Que calor! É a exclamação que se ouve agora quase de todos os lábios, pois o verão entrou às deveras, espantando o frio que ainda sentimos em algumas noites e manhãs da primeira quinzena de dezembro. Mas temos de submeter-nos pacientemente às impertinências desse hóspede indispensável por sua natureza, visto ser o verão que favorece a vegetação, sazona os frutos e permite a produção dos cereais, além de que amadurece o pasto e promove o engorde dos animais vacuns.
Não obstante as chuvas abundantes que caíram no fim do inverno e na primavera última, o rio Jacuí, após poucos dias de ausência do líquido elemento, está consideravelmente reduzido em seu volume e dentro em breve, se outras chuvas não caírem, só permitirá aos vapores de pequeno calado a navegação ao porto desta cidade.

No alvorecer de 2015, cem anos depois, podemos dizer que o tempo se repete, exceção ao aspecto atual do Jacuí que, ao contrário de 1915, está abundante em águas. Mas quanto à navegação, talvez o escriba da notícia acima julgasse impensável que em 2015 ela não existisse mais!

Vapor atracado no porto de Cachoeira - fototeca Museu Municipal

Na primeira década do século XX e ainda por um bom tempo depois, o baixo custo dos fretes cobrados pelas companhias de navegação fazia com que o transporte fluvial fosse o modal preferido.
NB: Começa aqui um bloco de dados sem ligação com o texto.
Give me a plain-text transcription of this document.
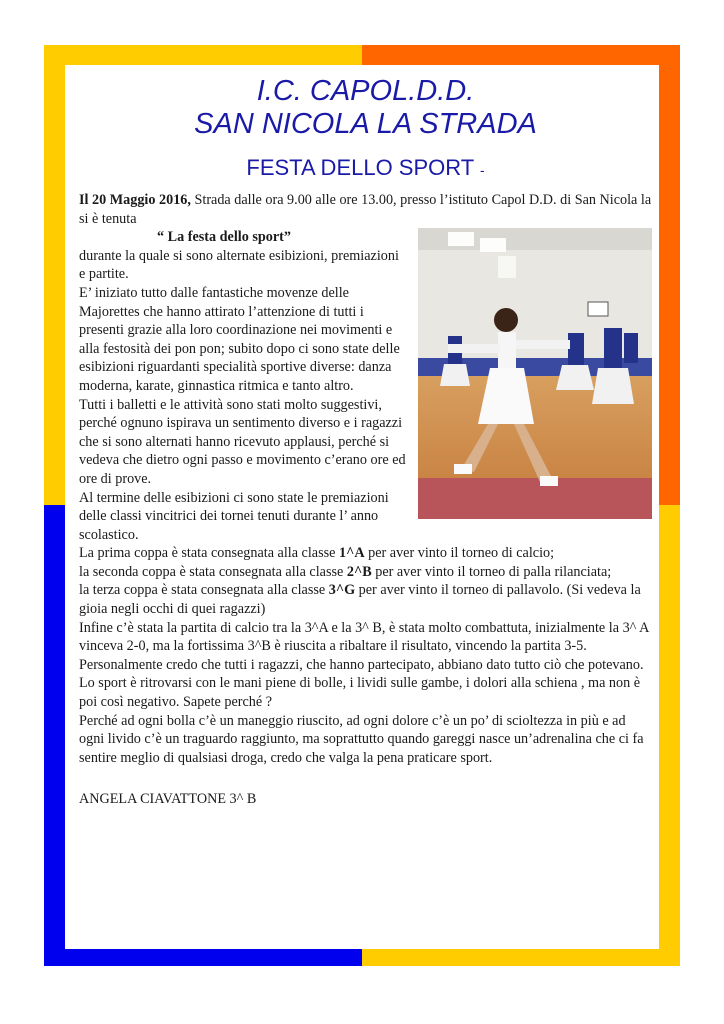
I.C. CAPOL.D.D.
SAN NICOLA LA STRADA
FESTA DELLO SPORT -

Il 20 Maggio 2016, Strada dalle ora 9.00 alle ore 13.00, presso l’istituto Capol D.D. di San Nicola la si è tenuta

“ La festa dello sport”

durante la quale si sono alternate esibizioni, premiazioni e partite.

E’ iniziato tutto dalle fantastiche movenze delle Majorettes che hanno attirato l’attenzione di tutti i presenti grazie alla loro coordinazione nei movimenti e alla festosità dei pon pon; subito dopo ci sono state delle esibizioni riguardanti specialità sportive diverse: danza moderna, karate, ginnastica ritmica e tanto altro.

Tutti i balletti e le attività sono stati molto suggestivi, perché ognuno ispirava un sentimento diverso e i ragazzi che si sono alternati hanno ricevuto applausi, perché si vedeva che dietro ogni passo e movimento c’erano ore ed ore di prove.

Al termine delle esibizioni ci sono state le premiazioni delle classi vincitrici dei tornei tenuti durante l’ anno scolastico.

La prima coppa è stata consegnata alla classe 1^A per aver vinto il torneo di calcio;

la seconda coppa è stata consegnata alla classe 2^B per aver vinto il torneo di palla rilanciata;

la terza coppa è stata consegnata alla classe 3^G per aver vinto il torneo di pallavolo. (Si vedeva la gioia negli occhi di quei ragazzi)

Infine c’è stata la partita di calcio tra la 3^A e la 3^ B, è stata molto combattuta, inizialmente la 3^ A vinceva 2-0, ma la fortissima 3^B è riuscita a ribaltare il risultato, vincendo la partita 3-5.

Personalmente credo che tutti i ragazzi, che hanno partecipato, abbiano dato tutto ciò che potevano.

Lo sport è ritrovarsi con le mani piene di bolle, i lividi sulle gambe, i dolori alla schiena , ma non è poi così negativo. Sapete perché ?

Perché ad ogni bolla c’è un maneggio riuscito, ad ogni dolore c’è un po’ di scioltezza in più e ad ogni livido c’è un traguardo raggiunto, ma soprattutto quando gareggi nasce un’adrenalina che ci fa sentire meglio di qualsiasi droga, credo che valga la pena praticare sport.

ANGELA CIAVATTONE 3^ B
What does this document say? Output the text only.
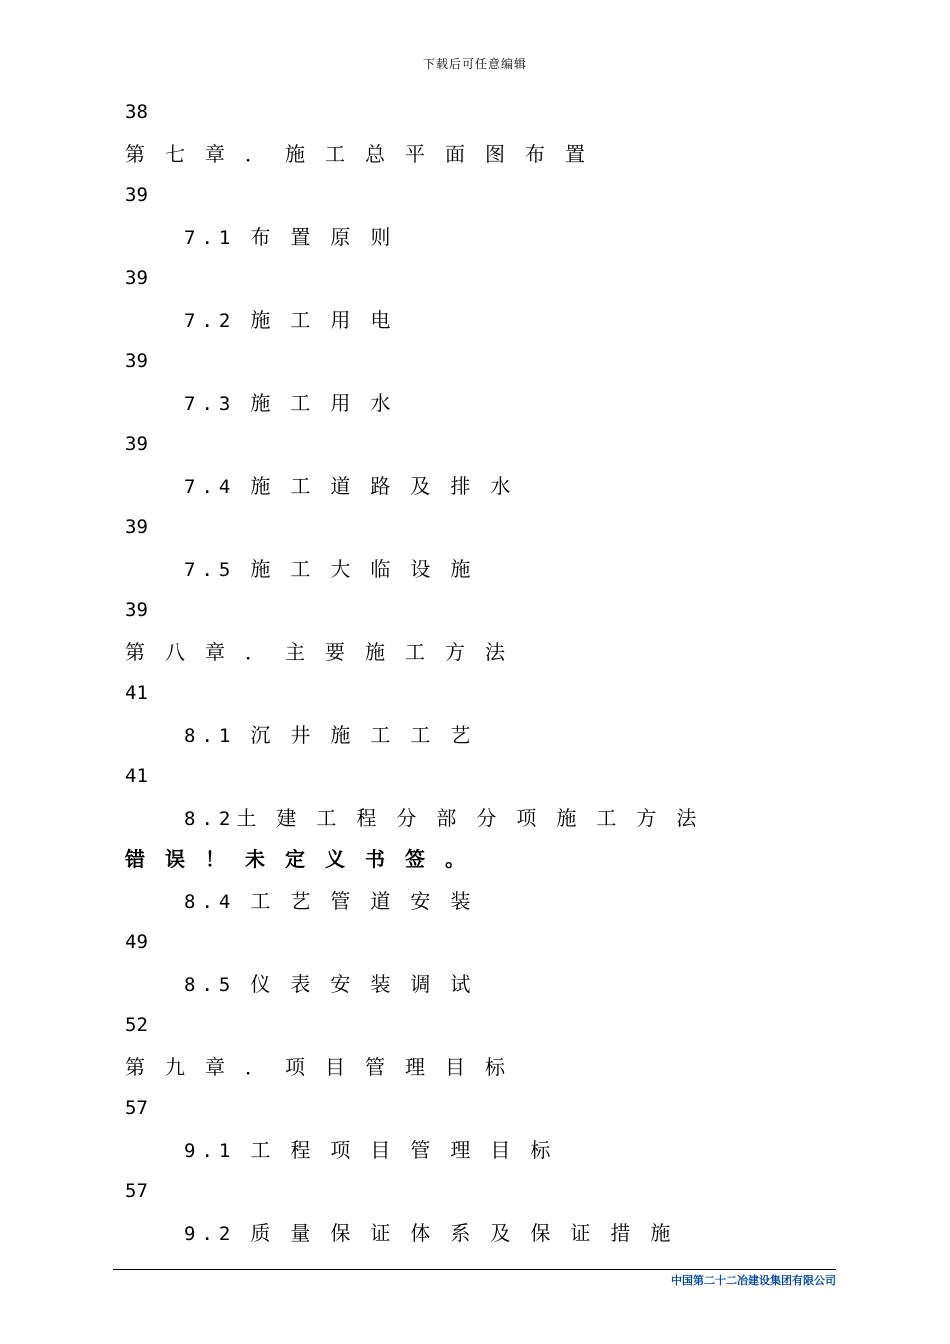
下载后可任意编辑
38
第七章．施工总平面图布置
39
7.1 布置原则
39
7.2 施工用电
39
7.3 施工用水
39
7.4 施工道路及排水
39
7.5 施工大临设施
39
第八章．主要施工方法
41
8.1 沉井施工工艺
41
8.2土建工程分部分项施工方法
错误！未定义书签。
8.4 工艺管道安装
49
8.5 仪表安装调试
52
第九章．项目管理目标
57
9.1 工程项目管理目标
57
9.2 质量保证体系及保证措施
中国第二十二冶建设集团有限公司
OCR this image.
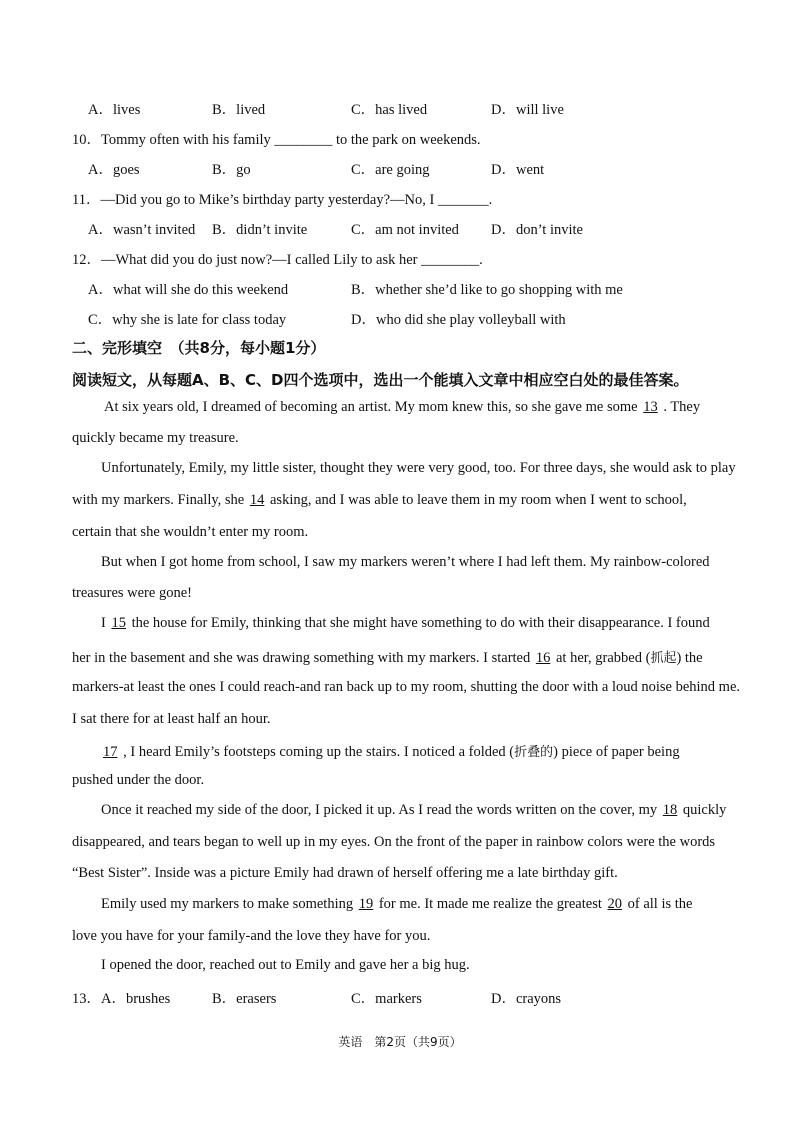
A．lives	B．lived	C．has lived	D．will live
10．Tommy often with his family ________ to the park on weekends.
A．goes	B．go	C．are going	D．went
11．—Did you go to Mike’s birthday party yesterday?—No, I _______.
A．wasn’t invited B．didn’t invite	C．am not invited D．don’t invite
12．—What did you do just now?—I called Lily to ask her ________.
A．what will she do this weekend	B．whether she’d like to go shopping with me
C．why she is late for class today	D．who did she play volleyball with
二、完形填空　（共8分，每小题1分）
阅读短文，从每题A、B、C、D四个选项中，选出一个能填入文章中相应空白处的最佳答案。
At six years old, I dreamed of becoming an artist. My mom knew this, so she gave me some 13 . They
quickly became my treasure.
Unfortunately, Emily, my little sister, thought they were very good, too. For three days, she would ask to play
with my markers. Finally, she 14 asking, and I was able to leave them in my room when I went to school,
certain that she wouldn’t enter my room.
But when I got home from school, I saw my markers weren’t where I had left them. My rainbow-colored
treasures were gone!
I 15 the house for Emily, thinking that she might have something to do with their disappearance. I found
her in the basement and she was drawing something with my markers. I started 16 at her, grabbed (抓起) the
markers-at least the ones I could reach-and ran back up to my room, shutting the door with a loud noise behind me.
I sat there for at least half an hour.
17 , I heard Emily’s footsteps coming up the stairs. I noticed a folded (折叠的) piece of paper being
pushed under the door.
Once it reached my side of the door, I picked it up. As I read the words written on the cover, my 18 quickly
disappeared, and tears began to well up in my eyes. On the front of the paper in rainbow colors were the words
“Best Sister”. Inside was a picture Emily had drawn of herself offering me a late birthday gift.
Emily used my markers to make something 19 for me. It made me realize the greatest 20 of all is the
love you have for your family-and the love they have for you.
I opened the door, reached out to Emily and gave her a big hug.
13．A．brushes	B．erasers	C．markers	D．crayons
英语　第2页（共9页）
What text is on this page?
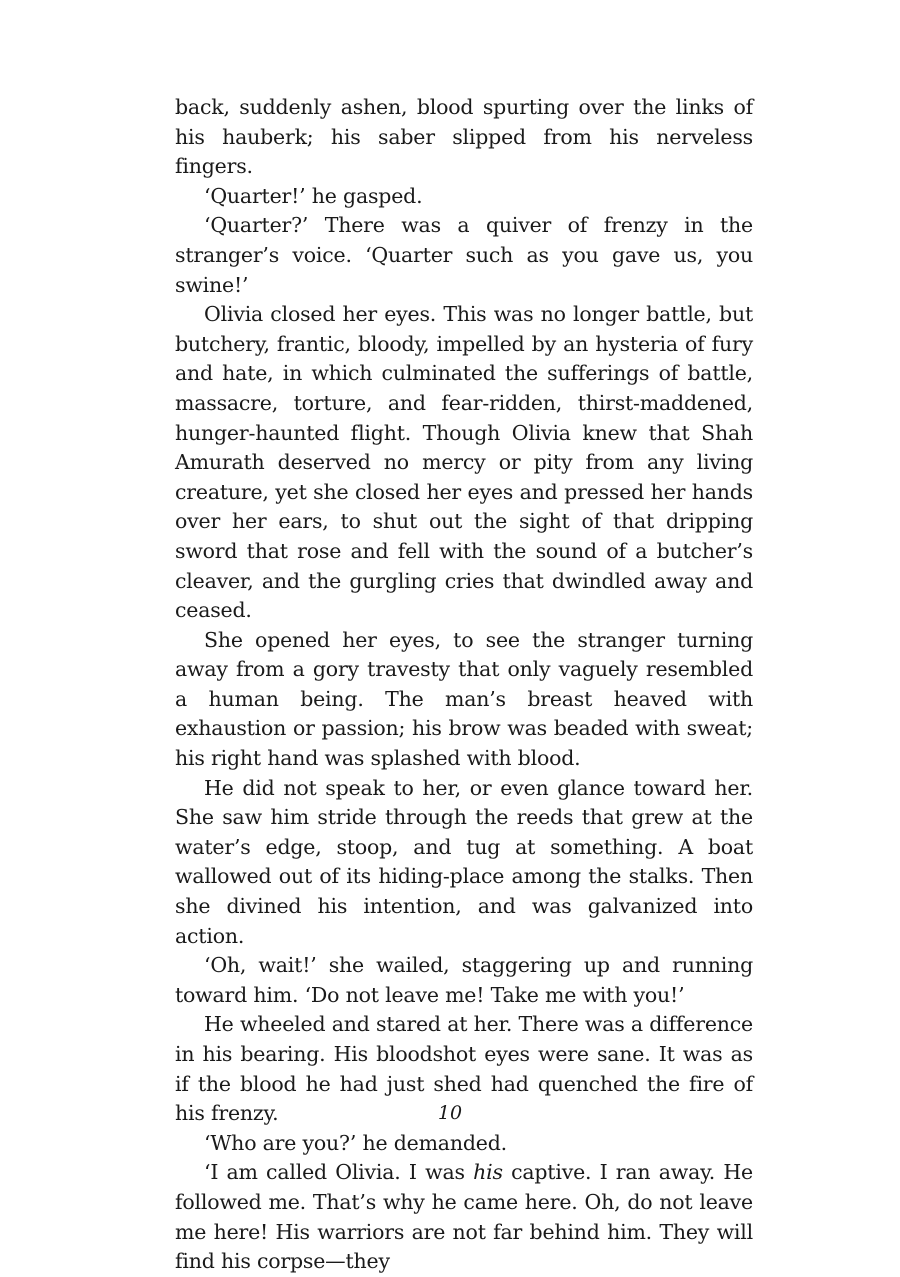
back, suddenly ashen, blood spurting over the links of his hauberk; his saber slipped from his nerveless fingers.

‘Quarter!’ he gasped.

‘Quarter?’ There was a quiver of frenzy in the stranger’s voice. ‘Quarter such as you gave us, you swine!’

Olivia closed her eyes. This was no longer battle, but butchery, frantic, bloody, impelled by an hysteria of fury and hate, in which culminated the sufferings of battle, massacre, torture, and fear-ridden, thirst-maddened, hunger-haunted flight. Though Olivia knew that Shah Amurath deserved no mercy or pity from any living creature, yet she closed her eyes and pressed her hands over her ears, to shut out the sight of that dripping sword that rose and fell with the sound of a butcher’s cleaver, and the gurgling cries that dwindled away and ceased.

She opened her eyes, to see the stranger turning away from a gory travesty that only vaguely resembled a human being. The man’s breast heaved with exhaustion or passion; his brow was beaded with sweat; his right hand was splashed with blood.

He did not speak to her, or even glance toward her. She saw him stride through the reeds that grew at the water’s edge, stoop, and tug at something. A boat wallowed out of its hiding-place among the stalks. Then she divined his intention, and was galvanized into action.

‘Oh, wait!’ she wailed, staggering up and running toward him. ‘Do not leave me! Take me with you!’

He wheeled and stared at her. There was a difference in his bearing. His bloodshot eyes were sane. It was as if the blood he had just shed had quenched the fire of his frenzy.

‘Who are you?’ he demanded.

‘I am called Olivia. I was his captive. I ran away. He followed me. That’s why he came here. Oh, do not leave me here! His warriors are not far behind him. They will find his corpse—they

10
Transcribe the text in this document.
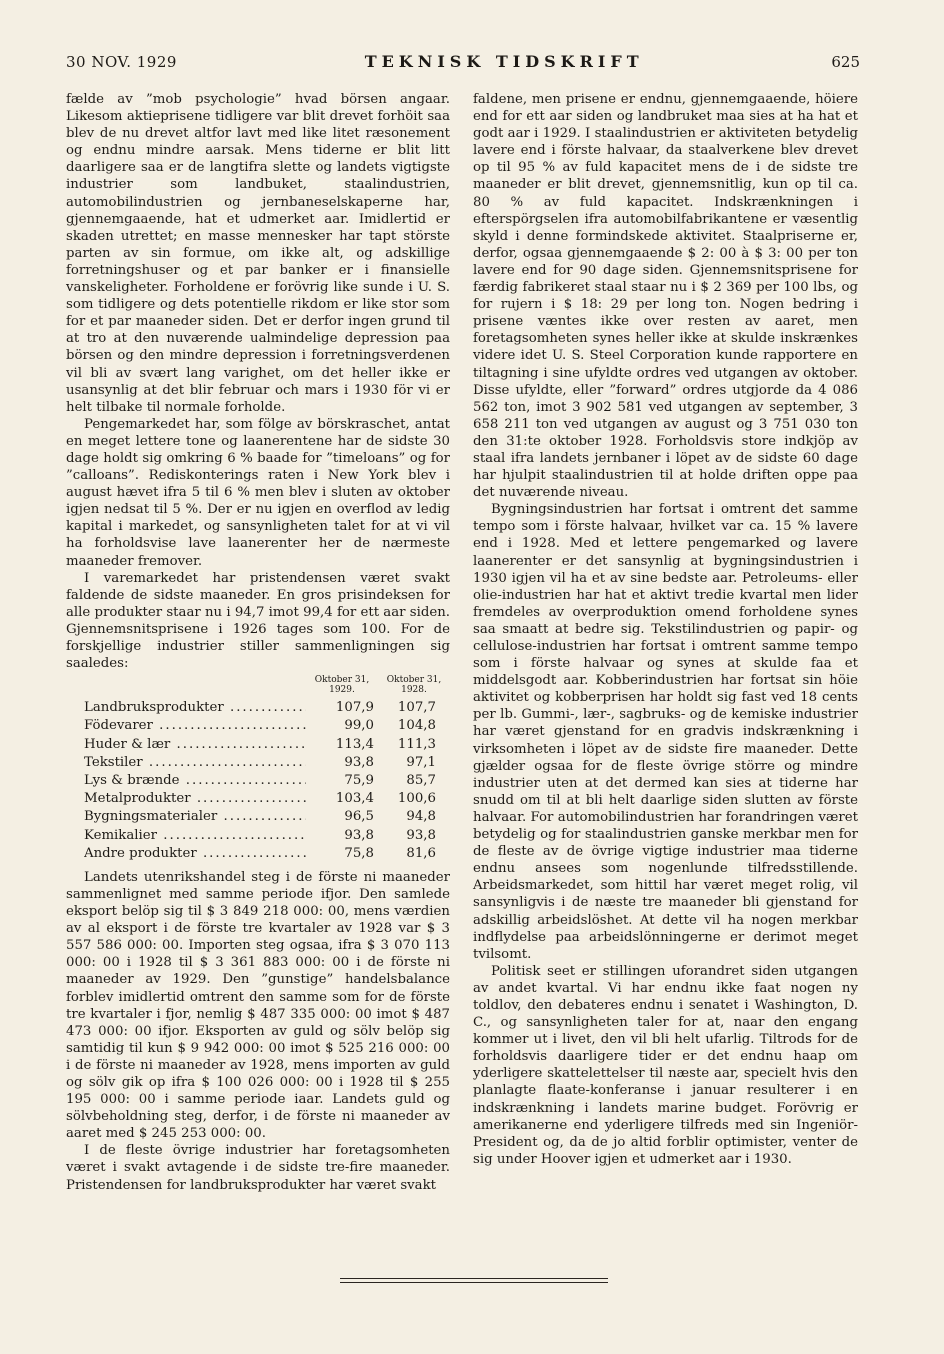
30 NOV. 1929	TEKNISK TIDSKRIFT	625

fælde av ”mob psychologie” hvad börsen angaar. Likesom aktieprisene tidligere var blit drevet forhöit saa blev de nu drevet altfor lavt med like litet ræsonement og endnu mindre aarsak. Mens tiderne er blit litt daarligere saa er de langtifra slette og landets vigtigste industrier som landbuket, staalindustrien, automobilindustrien og jernbaneselskaperne har, gjennemgaaende, hat et udmerket aar. Imidlertid er skaden utrettet; en masse mennesker har tapt störste parten av sin formue, om ikke alt, og adskillige forretningshuser og et par banker er i finansielle vanskeligheter. Forholdene er forövrig like sunde i U. S. som tidligere og dets potentielle rikdom er like stor som for et par maaneder siden. Det er derfor ingen grund til at tro at den nuværende ualmindelige depression paa börsen og den mindre depression i forretningsverdenen vil bli av svært lang varighet, om det heller ikke er usansynlig at det blir februar och mars i 1930 för vi er helt tilbake til normale forholde.

Pengemarkedet har, som fölge av börskraschet, antat en meget lettere tone og laanerentene har de sidste 30 dage holdt sig omkring 6 % baade for ”timeloans” og for ”calloans”. Rediskonterings raten i New York blev i august hævet ifra 5 til 6 % men blev i sluten av oktober igjen nedsat til 5 %. Der er nu igjen en overflod av ledig kapital i markedet, og sansynligheten talet for at vi vil ha forholdsvise lave laanerenter her de nærmeste maaneder fremover.

I varemarkedet har pristendensen været svakt faldende de sidste maaneder. En gros prisindeksen for alle produkter staar nu i 94,7 imot 99,4 for ett aar siden. Gjennemsnitsprisene i 1926 tages som 100. For de forskjellige industrier stiller sammenligningen sig saaledes:

Oktober 31, 1929.
Oktober 31, 1928.
Landbruksprodukter .....	107,9	107,7
Födevarer .....	99,0	104,8
Huder & lær .....	113,4	111,3
Tekstiler .....	93,8	97,1
Lys & brænde .....	75,9	85,7
Metalprodukter .....	103,4	100,6
Bygningsmaterialer .....	96,5	94,8
Kemikalier .....	93,8	93,8
Andre produkter .....	75,8	81,6

Landets utenrikshandel steg i de förste ni maaneder sammenlignet med samme periode ifjor. Den samlede eksport belöp sig til $ 3 849 218 000: 00, mens værdien av al eksport i de förste tre kvartaler av 1928 var $ 3 557 586 000: 00. Importen steg ogsaa, ifra $ 3 070 113 000: 00 i 1928 til $ 3 361 883 000: 00 i de förste ni maaneder av 1929. Den ”gunstige” handelsbalance forblev imidlertid omtrent den samme som for de förste tre kvartaler i fjor, nemlig $ 487 335 000: 00 imot $ 487 473 000: 00 ifjor. Eksporten av guld og sölv belöp sig samtidig til kun $ 9 942 000: 00 imot $ 525 216 000: 00 i de förste ni maaneder av 1928, mens importen av guld og sölv gik op ifra $ 100 026 000: 00 i 1928 til $ 255 195 000: 00 i samme periode iaar. Landets guld og sölvbeholdning steg, derfor, i de förste ni maaneder av aaret med $ 245 253 000: 00.

I de fleste övrige industrier har foretagsomheten været i svakt avtagende i de sidste tre-fire maaneder. Pristendensen for landbruksprodukter har været svakt

faldene, men prisene er endnu, gjennemgaaende, höiere end for ett aar siden og landbruket maa sies at ha hat et godt aar i 1929. I staalindustrien er aktiviteten betydelig lavere end i förste halvaar, da staalverkene blev drevet op til 95 % av fuld kapacitet mens de i de sidste tre maaneder er blit drevet, gjennemsnitlig, kun op til ca. 80 % av fuld kapacitet. Indskrænkningen i efterspörgselen ifra automobilfabrikantene er væsentlig skyld i denne formindskede aktivitet. Staalpriserne er, derfor, ogsaa gjennemgaaende $ 2: 00 à $ 3: 00 per ton lavere end for 90 dage siden. Gjennemsnitsprisene for færdig fabrikeret staal staar nu i $ 2 369 per 100 lbs, og for rujern i $ 18: 29 per long ton. Nogen bedring i prisene væntes ikke over resten av aaret, men foretagsomheten synes heller ikke at skulde inskrænkes videre idet U. S. Steel Corporation kunde rapportere en tiltagning i sine ufyldte ordres ved utgangen av oktober. Disse ufyldte, eller ”forward” ordres utgjorde da 4 086 562 ton, imot 3 902 581 ved utgangen av september, 3 658 211 ton ved utgangen av august og 3 751 030 ton den 31:te oktober 1928. Forholdsvis store indkjöp av staal ifra landets jernbaner i löpet av de sidste 60 dage har hjulpit staalindustrien til at holde driften oppe paa det nuværende niveau.

Bygningsindustrien har fortsat i omtrent det samme tempo som i förste halvaar, hvilket var ca. 15 % lavere end i 1928. Med et lettere pengemarked og lavere laanerenter er det sansynlig at bygningsindustrien i 1930 igjen vil ha et av sine bedste aar. Petroleums- eller olie-industrien har hat et aktivt tredie kvartal men lider fremdeles av overproduktion omend forholdene synes saa smaatt at bedre sig. Tekstilindustrien og papir- og cellulose-industrien har fortsat i omtrent samme tempo som i förste halvaar og synes at skulde faa et middelsgodt aar. Kobberindustrien har fortsat sin höie aktivitet og kobberprisen har holdt sig fast ved 18 cents per lb. Gummi-, lær-, sagbruks- og de kemiske industrier har været gjenstand for en gradvis indskrænkning i virksomheten i löpet av de sidste fire maaneder. Dette gjælder ogsaa for de fleste övrige större og mindre industrier uten at det dermed kan sies at tiderne har snudd om til at bli helt daarlige siden slutten av förste halvaar. For automobilindustrien har forandringen været betydelig og for staalindustrien ganske merkbar men for de fleste av de övrige vigtige industrier maa tiderne endnu ansees som nogenlunde tilfredsstillende. Arbeidsmarkedet, som hittil har været meget rolig, vil sansynligvis i de næste tre maaneder bli gjenstand for adskillig arbeidslöshet. At dette vil ha nogen merkbar indflydelse paa arbeidslönningerne er derimot meget tvilsomt.

Politisk seet er stillingen uforandret siden utgangen av andet kvartal. Vi har endnu ikke faat nogen ny toldlov, den debateres endnu i senatet i Washington, D. C., og sansynligheten taler for at, naar den engang kommer ut i livet, den vil bli helt ufarlig. Tiltrods for de forholdsvis daarligere tider er det endnu haap om yderligere skattelettelser til næste aar, specielt hvis den planlagte flaate-konferanse i januar resulterer i en indskrænkning i landets marine budget. Forövrig er amerikanerne end yderligere tilfreds med sin Ingeniör-President og, da de jo altid forblir optimister, venter de sig under Hoover igjen et udmerket aar i 1930.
Durante o inverno, em época de chuvas normais, produtos do trabalho de uma zona riquíssima de produção, composta pelos sete distritos, escoavam pelo porto da cidade de Cachoeira. No verão, devido ao período de seca, a navegação no rio Jacuí era interrompida. Naquela época, o porto fluvial de Cachoeira era mais importante do que os de Jaguarão, Itaqui, Santa Vitória, São Borja e Uruguaiana. 

Açúcar, arame, aguardente, calçados, café, farelo, fazendas, farinha de mandioca, de trigo, ferragens, querosene, louças, sal, vidros, vinhos e outras mercadorias ofereciam significativo movimento no porto, transportadas em mais de vinte embarcações das companhias Jacob Becker & Cia., Eduardo Geherck & Cia. e Alberto Moreira, principalmente. Além das embarcações de grande porte, das quais se destacavam o vapor D. Pedro, da Companhia Jacob Becker, e o vapor Santo Ângelo, de Eduardo Geherck & Cia., muitas outras, de pequena tonelagem, trabalhavam no interior do Município no transporte de arroz de várias empresas arrozeiras localizadas às margens do Jacuí. Essas embarcações eram conhecidas como gasolinas. Destacavam-se, entre elas: Progresso, de Zinn & Filhos, Doralina, de Manoel Carvalho, Neptuno, de Antônio F. Gomes, Garibaldi, de Neves & Cia., Beija-Flor, de Baptista Carlos & Filhos, Primavera, de Eduardo Wollmann, Audaz, de Albino Pohlmann, Dona Joana e Natal, de Porto Alegre.

Porto de Cachoeira movimentado - fototeca Museu Municipal

O tempo seguiu mais ou menos similar nesse período de 100 anos, mas a economia de Cachoeira do Sul certamente seria outra se a navegação não tivesse sucumbido.

Quem sabe daqui a 100 anos algum curioso leitor não descubra este texto e igualmente julgue impensável ter Cachoeira perdido por um longo tempo a navegação no Jacuí! Mas esta será uma prerrogativa do futuro. Por enquanto, só podemos analisar o passado!